Six years after the introduction of the GSX-S1000 to the Suzuki lineup, the Japanese brand’s streetfighter has undergone its first major overhaul with new styling, new tech and a tad more power all coming together in the new 2022 GSX-S100.
While visually the GSX-S1000 has undergone a major overhaul, with new sharper fairings, stacked LED headlight and aggressive mass forward stance it looks a whole new beats, but there is an equal number of changes under the skin to bring the bike up to Euro 5 emissions homologation as well as add new features now expected from bikes in the class.
The 998cc four-banger has a number of updates including new cams, exhaust and intake, and unusually for a bike updated for Euro 5 without an increase in capacity it actually boasts better performance figures than the outgoing model. Power is now claimed at a healthy 152PS at 11,000rpm and while peak torque is slightly down on the outgoing model (106Nm vs 108Nm) it's now produced at lower rpm and has a much more refined torque curve.
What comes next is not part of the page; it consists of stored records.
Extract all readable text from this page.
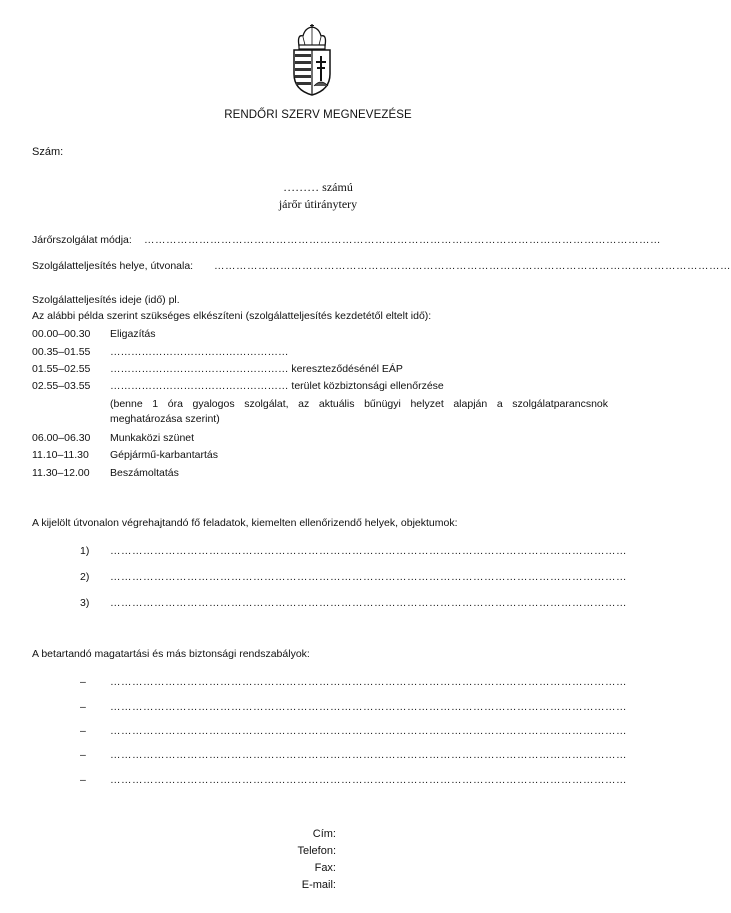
RENDŐRI SZERV MEGNEVEZÉSE
Szám:
……… számú
járőr útiránytery
Járőrszolgálat módja: ……………………………………………………………………………………………………………………………
Szolgálatteljesítés helye, útvonala: ……………………………………………………………………………………………………………………………
Szolgálatteljesítés ideje (idő) pl.
Az alábbi példa szerint szükséges elkészíteni (szolgálatteljesítés kezdetétől eltelt idő):
00.00–00.30 Eligazítás
00.35–01.55 ……………………………………………
01.55–02.55 …………………………………………… kereszteződésénél EÁP
02.55–03.55 …………………………………………… terület közbiztonsági ellenőrzése
(benne 1 óra gyalogos szolgálat, az aktuális bűnügyi helyzet alapján a szolgálatparancsnok meghatározása szerint)
06.00–06.30 Munkaközi szünet
11.10–11.30 Gépjármű-karbantartás
11.30–12.00 Beszámoltatás
A kijelölt útvonalon végrehajtandó fő feladatok, kiemelten ellenőrizendő helyek, objektumok:
1) ……………………………………………………………………………………………………………………………
2) ……………………………………………………………………………………………………………………………
3) ……………………………………………………………………………………………………………………………
A betartandó magatartási és más biztonsági rendszabályok:
– ……………………………………………………………………………………………………………………………
– ……………………………………………………………………………………………………………………………
– ……………………………………………………………………………………………………………………………
– ……………………………………………………………………………………………………………………………
– ……………………………………………………………………………………………………………………………
Cím:
Telefon:
Fax:
E-mail:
While the GSX-S1000 was one of Suzuki’s first models to debut multi-stage traction control in 2015, the technology has moved on in the intervening years. While the new GSX-S1000 does without an IMU and cornering sensitive riding aids like was recently added to the Hayabusa, it does receive a decent boost in the safety aids department.
The GSX-S now features Suzuki’s Intelligent Ride System (S.I.R.S) with five stage traction control, Suzuki Drive Mode Selector Ride-by-Wire Electronic Throttle, Bi-directional Quick Shifter, Suzuki Easy Start, and Low RPM Assist systems.
The chassis remains a twin-spar aluminium design, while the swingarm comes directly from the GSX-R1000 superbike. The suspension comes in the form of 43mm fully adjustable KYB forks matched to a link-type rear suspension system with adjustable rebound damping and spring preload settings on the shock. Expect handling the be spot on.
Braking comes from Brembo with 310mm discs up front clamped by four-piston calipers and a Nissin caliper on the rear disc, all backed by ABS.
Suzuki has also tweaked the rider triangle by moving the handlebars 23mm wider and 20mm closer to the rider for better comfort. The GSX-S range has always been aimed at being the more rider-friendly end of the naked world and these should help it maintain its place in that regard.
Other improvements over the previous model include a revised seat, larger 19-litre fuel tank and new LCD instrument panel.
At the time of writing, we are unable to confirm pricing or when the new GSX-S1000 is due to land on our shores.